Edit: According to astronomers we've observed only about 2% of the universe, and most of that only via radio telescope arrays, which as I said even then only observing the frequencies we've decided are the important ones. The other 98% could all be just the same but saying "Everythung in the entire universe" when we've only seen the barest portion of EM emissions of 1/50th of it I don't think supports that we know what the other 98% is. Even the small portion we've observed is filled with things that don't make any sense, we've found a super massive black hole that according to what we think we know about them should not have had enough time to be that size. There's a massive 'cold' spot 3 billion light years away that's 1.8 billion light years across and has 20% less matter than the rest of the observable universe. It's ''missing' 10,000 galaxies and they still can't explain how this exists http://www.telegraph.co.uk/news/science/space/11550868/Giant-mysterious-empty-hole-found-in-universe.html

All matter is still composed of atoms (and atoms composed of the same subatomic particles), and we know how various atoms have been formed since the Big Bang: https://en.wikipedia.org/wiki/Stellar_nucleosynthesis#/media/File:Nucleosynthesis_periodic_table.svg

If you observed only 2% of the Earth, you could indeed infer the fundamental building blocks of the other 98% based upon that. Everything would still be made of the exact same stuff at the subatomic level.

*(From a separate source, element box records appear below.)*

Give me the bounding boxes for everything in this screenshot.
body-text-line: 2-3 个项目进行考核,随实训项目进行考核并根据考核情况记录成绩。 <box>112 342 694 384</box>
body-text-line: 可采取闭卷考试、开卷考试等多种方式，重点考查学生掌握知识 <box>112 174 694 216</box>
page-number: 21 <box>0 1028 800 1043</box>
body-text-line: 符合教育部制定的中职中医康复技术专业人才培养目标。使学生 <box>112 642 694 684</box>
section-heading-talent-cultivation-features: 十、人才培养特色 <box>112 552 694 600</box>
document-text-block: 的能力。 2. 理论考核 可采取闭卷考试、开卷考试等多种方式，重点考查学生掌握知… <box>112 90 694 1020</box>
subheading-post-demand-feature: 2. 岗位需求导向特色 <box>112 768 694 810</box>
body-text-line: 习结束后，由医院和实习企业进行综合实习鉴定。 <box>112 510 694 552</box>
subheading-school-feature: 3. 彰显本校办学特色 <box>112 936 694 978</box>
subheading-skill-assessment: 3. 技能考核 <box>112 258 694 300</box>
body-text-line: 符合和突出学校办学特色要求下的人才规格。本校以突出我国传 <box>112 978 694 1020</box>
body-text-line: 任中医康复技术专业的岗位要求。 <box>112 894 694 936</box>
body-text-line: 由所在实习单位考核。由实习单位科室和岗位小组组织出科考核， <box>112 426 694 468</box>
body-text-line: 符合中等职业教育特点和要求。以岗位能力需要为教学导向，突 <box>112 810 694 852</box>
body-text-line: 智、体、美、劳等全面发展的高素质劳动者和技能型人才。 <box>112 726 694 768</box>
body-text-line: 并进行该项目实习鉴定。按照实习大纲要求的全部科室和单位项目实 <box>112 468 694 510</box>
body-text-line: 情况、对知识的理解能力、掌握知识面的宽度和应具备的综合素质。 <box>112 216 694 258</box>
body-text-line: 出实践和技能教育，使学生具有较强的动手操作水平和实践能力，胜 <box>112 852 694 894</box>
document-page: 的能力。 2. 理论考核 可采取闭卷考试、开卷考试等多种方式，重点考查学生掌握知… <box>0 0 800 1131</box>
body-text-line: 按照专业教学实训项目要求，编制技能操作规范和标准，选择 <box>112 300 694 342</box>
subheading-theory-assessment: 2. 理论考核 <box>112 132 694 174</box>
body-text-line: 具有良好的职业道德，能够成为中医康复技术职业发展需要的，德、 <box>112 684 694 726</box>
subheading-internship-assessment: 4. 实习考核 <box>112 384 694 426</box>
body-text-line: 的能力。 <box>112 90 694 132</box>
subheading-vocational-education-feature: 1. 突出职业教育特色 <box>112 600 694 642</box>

We already know about all the elements that can occur naturally and be stable. Like, it isn't possible for there to be some mysterious life form made out of a 0th element because the very concept of a 0th element makes no sense.

Sure, there might be some magical form of life that is built from some completely unknown building block, but that is literally the same as an argument for God or any other magical thing. The fact that we don't understand much about stuff like dark matter does not in any way mean that there might be some bizarre dark matter life or something.